Do Desperdício à Geração de Renda: como as mulheres da comunidade indígena Xucuru Kariri, de Alagoas, transformaram banana em oportunidade
Apoiadas pelo Fundo Casa, o projeto transforma a banana em uma fonte de renda, fortalecendo a economia local e a autonomia das mulheres da comunidade.
Palmeira dos Índios, AL – No Nordeste do Brasil, a comunidade indígena Xucuru Kariri, de Alagoas, está redefinindo sua trajetória econômica com a ajuda de uma solução eficiente. Diante dos desafios impostos no período da pandemia, a associação encontrou uma forma de transformar sua principal colheita, a banana, em uma nova fonte de renda.

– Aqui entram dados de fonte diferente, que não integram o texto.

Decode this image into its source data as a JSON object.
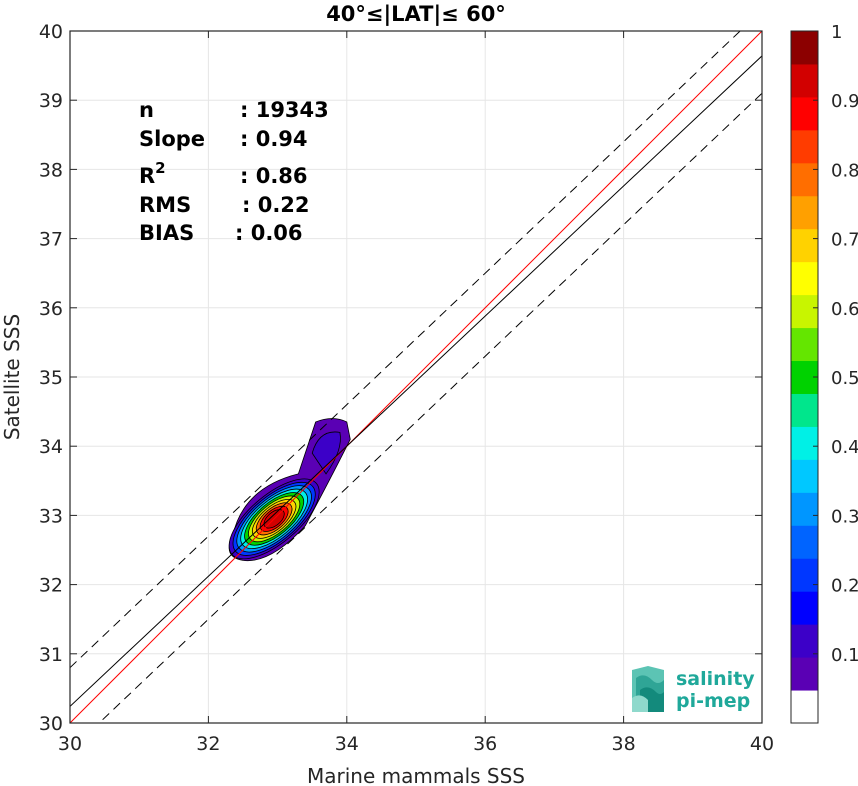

O projeto Banana Chip Magia da Terra, desenvolvido pela Associação Indígena do Grupo Wpyra Swpyra, tem como objetivo fortalecer a geração de renda e a segurança alimentar no território, focando na produção de doces e derivados de banana. Apoiado na chamada Apoio a Grupos de Base no Enfrentamento Da Covid-19 em 2021, organizada pelo Fundo Casa, o projeto envolveu diretamente 60 pessoas, sendo 30 mulheres, que participaram de atividades como capacitações e produção de alimentos.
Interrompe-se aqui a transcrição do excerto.